É do mestre Antônio Bispo dos Santos, o Nêgo Bispo, o pensamento de que os quilombolas não construíram sozinhos os quilombos no Brasil. Para que fossem construídos, foi preciso trazer os saberes da África. A reflexão presente no livro A terra dá, a terra quer (Ubu, 2023) é de que "nessa confluência de saberes, formamos os quilombos, inventados pelos povos afroconfluentes, em conversa com os povos indígenas".
O filósofo Nêgo Bispo
Nascida e criada no quilombo da Serra do Juá, no município de Caucaia, na Região Metropolitana de Fortaleza, Cláudia Quilombola, 48, trilha esse caminho desafiador. Ela abriu, passo a passo, uma passagem nunca antes percorrida por seus conterrâneos para chegar, atualmente, ao doutorado em Educação na Universidade Federal do Ceará (UFC).
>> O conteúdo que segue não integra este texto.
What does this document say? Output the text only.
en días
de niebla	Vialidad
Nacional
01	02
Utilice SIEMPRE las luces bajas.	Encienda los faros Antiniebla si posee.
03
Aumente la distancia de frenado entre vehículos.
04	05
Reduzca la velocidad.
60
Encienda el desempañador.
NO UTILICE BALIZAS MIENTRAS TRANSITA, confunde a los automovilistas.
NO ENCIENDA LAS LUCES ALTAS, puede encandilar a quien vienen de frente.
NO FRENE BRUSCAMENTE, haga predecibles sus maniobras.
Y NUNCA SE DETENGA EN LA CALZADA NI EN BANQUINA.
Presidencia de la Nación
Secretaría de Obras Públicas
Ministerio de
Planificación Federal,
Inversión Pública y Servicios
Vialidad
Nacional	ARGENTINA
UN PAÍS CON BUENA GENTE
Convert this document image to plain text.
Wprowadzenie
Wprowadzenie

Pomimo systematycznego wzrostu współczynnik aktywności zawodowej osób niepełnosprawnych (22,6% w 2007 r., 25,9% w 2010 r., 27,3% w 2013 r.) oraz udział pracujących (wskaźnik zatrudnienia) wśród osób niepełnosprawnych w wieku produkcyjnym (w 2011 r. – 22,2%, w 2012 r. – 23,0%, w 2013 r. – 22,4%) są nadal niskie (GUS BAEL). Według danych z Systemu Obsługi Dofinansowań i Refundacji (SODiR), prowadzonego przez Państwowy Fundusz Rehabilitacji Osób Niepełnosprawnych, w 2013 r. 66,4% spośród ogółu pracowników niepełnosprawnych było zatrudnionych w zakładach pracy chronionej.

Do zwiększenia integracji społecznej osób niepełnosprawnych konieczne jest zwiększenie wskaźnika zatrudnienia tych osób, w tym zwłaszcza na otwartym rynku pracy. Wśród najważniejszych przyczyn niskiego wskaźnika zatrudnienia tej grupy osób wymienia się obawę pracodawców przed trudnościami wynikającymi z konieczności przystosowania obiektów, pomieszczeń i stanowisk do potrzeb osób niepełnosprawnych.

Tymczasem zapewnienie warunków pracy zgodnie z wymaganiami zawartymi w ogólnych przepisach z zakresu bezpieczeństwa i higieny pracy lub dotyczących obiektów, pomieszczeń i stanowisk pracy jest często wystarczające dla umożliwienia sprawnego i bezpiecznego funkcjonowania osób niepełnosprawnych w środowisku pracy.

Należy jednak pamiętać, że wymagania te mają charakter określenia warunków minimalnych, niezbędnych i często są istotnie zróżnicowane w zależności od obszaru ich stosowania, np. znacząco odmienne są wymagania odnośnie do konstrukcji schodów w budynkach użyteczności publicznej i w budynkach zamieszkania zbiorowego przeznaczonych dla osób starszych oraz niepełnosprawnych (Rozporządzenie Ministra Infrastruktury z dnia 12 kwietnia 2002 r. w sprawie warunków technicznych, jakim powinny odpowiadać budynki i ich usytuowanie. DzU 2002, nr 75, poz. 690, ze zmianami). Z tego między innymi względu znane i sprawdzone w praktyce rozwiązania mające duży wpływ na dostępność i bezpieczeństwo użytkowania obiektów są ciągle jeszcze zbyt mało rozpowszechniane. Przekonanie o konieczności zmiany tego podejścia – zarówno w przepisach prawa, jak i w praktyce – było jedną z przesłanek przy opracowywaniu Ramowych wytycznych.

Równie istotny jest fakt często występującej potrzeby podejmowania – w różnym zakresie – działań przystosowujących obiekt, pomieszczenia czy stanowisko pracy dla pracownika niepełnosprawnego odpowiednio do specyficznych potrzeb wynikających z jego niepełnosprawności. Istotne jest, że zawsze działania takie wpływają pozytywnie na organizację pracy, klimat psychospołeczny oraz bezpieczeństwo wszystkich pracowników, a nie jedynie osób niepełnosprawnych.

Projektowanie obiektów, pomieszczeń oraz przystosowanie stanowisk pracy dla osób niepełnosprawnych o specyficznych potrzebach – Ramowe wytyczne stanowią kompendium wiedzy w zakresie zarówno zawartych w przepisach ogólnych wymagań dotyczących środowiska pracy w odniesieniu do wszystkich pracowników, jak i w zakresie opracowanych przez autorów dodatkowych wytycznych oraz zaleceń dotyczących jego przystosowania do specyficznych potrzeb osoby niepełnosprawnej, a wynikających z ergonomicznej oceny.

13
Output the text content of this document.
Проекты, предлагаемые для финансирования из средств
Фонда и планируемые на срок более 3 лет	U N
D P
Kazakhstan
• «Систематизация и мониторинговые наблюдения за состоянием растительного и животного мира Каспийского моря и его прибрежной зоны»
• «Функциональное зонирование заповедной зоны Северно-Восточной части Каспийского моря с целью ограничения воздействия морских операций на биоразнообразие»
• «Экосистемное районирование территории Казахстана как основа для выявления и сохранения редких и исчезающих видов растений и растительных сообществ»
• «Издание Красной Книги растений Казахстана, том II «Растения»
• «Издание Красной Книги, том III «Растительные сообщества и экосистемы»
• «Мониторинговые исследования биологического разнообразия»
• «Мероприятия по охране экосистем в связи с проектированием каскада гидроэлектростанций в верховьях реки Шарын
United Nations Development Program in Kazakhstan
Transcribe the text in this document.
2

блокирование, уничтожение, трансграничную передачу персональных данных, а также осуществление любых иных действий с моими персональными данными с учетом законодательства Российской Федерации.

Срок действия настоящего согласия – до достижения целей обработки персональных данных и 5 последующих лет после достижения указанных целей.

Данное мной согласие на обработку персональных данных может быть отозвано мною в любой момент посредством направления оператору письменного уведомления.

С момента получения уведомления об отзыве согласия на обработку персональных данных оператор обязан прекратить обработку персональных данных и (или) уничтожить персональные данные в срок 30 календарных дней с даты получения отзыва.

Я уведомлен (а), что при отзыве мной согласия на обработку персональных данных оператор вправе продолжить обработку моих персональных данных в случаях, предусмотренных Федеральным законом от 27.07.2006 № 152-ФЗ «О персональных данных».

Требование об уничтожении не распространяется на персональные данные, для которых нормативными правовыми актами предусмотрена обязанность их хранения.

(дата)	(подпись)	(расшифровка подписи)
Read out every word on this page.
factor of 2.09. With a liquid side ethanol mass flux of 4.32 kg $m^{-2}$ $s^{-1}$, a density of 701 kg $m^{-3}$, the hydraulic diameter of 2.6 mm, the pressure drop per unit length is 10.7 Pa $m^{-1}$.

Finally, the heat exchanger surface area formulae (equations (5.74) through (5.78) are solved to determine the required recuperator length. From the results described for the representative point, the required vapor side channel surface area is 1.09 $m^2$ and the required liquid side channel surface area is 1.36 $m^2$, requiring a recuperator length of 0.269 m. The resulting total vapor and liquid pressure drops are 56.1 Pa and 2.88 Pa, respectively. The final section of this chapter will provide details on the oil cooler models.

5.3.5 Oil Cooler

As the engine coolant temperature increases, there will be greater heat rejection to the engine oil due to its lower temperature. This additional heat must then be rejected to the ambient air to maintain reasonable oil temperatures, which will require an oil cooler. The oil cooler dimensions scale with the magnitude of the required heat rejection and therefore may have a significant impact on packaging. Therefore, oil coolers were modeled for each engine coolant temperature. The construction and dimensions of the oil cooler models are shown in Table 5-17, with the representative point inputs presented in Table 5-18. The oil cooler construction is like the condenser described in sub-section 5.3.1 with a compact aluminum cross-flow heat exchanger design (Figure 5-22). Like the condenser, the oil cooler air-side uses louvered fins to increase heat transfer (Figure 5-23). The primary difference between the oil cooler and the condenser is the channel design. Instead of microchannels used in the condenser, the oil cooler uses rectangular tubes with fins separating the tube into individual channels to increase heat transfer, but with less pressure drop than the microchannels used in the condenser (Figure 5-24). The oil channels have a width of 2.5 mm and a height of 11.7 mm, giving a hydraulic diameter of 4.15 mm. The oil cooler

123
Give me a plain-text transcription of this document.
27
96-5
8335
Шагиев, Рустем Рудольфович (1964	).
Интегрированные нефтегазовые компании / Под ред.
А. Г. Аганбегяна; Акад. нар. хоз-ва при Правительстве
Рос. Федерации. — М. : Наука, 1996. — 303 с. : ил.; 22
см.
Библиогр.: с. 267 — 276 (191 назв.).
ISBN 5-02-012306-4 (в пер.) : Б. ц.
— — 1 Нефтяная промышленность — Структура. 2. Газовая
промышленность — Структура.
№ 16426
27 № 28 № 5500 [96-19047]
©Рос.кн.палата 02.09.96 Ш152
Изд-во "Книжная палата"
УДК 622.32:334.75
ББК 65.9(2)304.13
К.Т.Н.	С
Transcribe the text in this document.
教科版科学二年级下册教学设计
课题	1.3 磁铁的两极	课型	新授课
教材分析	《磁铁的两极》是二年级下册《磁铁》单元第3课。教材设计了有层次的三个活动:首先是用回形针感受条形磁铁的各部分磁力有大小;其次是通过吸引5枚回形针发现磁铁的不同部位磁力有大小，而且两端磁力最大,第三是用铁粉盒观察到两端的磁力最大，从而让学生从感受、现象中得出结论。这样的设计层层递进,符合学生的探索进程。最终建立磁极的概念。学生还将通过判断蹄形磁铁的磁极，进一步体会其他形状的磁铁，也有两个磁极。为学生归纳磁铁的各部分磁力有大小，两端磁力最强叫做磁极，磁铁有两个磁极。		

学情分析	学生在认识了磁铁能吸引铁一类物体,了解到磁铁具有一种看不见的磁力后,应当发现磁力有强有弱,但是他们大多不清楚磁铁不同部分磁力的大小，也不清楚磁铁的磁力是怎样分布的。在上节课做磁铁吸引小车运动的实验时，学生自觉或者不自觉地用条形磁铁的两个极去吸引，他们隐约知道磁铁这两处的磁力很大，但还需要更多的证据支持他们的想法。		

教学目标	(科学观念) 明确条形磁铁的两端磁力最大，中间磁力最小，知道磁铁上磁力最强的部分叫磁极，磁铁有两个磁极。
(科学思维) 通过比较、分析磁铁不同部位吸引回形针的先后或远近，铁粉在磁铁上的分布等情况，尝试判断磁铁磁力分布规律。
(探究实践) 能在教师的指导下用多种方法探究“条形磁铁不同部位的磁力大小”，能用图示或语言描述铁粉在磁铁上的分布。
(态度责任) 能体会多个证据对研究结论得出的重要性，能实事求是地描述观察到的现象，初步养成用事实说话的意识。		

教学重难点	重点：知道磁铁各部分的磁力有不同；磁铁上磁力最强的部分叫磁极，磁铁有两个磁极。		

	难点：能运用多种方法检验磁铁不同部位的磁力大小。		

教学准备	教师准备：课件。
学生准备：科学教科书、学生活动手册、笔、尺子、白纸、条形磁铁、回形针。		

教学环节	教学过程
“As professoras não eram formadas. Sabiam ler e escrever, e ensinavam. Nunca estudei em uma sala regular, sempre em salas multisseriadas. A gente tem que reconhecer a deficiência do ensino em um caso como esse, diferente da educação regular”, conta a educadora, que atua na Escola de Educação Infantil e Fundamental José Crisóstomo Basílio, na comunidade rural Camará, em Caucaia. Embora esteja afastada para o doutorado, ela realiza projeto de alfabetização semanalmente na escola.
Ela relaciona que uma “educação fragmentada com a precarização” distancia o quilombola do acesso ao ensino superior.
A dificuldade do acesso se dá por motivos tantos, como a distância das áreas centralizadas ou da própria Capital. O olhar do poder público demorou a se voltar a essa população. Para se ter uma ideia, a Lei nº 12.711, conhecida como Lei de Cotas de Ingresso nas Universidades, só foi publicada no Diário Oficial da União em 29 de agosto de 2012. Há pouco mais de dez anos.
No Ceará, a questão ganhou força em 2017 com o 17º Encontro das Comunidades Quilombolas do Ceará, realizado no Sítio Veiga, quilombo localizado na zona rural de Quixadá.
Jeovane Ferreira, doutorando em Antropologia Social pela Universidade Federal de Goiás (UFG), cresceu na comunidade do Alto Alegre, zona rural de Horizonte, Região Metropolitana de Fortaleza.
Ele esteve presente no Encontro das Comunidades e destaca que a Universidade da Integração Internacional da Lusofonia Afro-Brasileira (Unilab) surgiu como alvo dessa reivindicação, "especialmente pelo seu projeto institucional de cooperação, interiorização e solidariedade entre povos".
"Naquela época era possível questionar a Unilab: onde está o povo quilombola na Instituição? Por quais razões esse povo não fazia parte também desse projeto? E foi a partir da busca de respostas para essa problemática que iniciou-se uma trajetória de mobilização pelo acesso, consequentemente pela permanência de quilombolas – o que é processo contínuo", recupera.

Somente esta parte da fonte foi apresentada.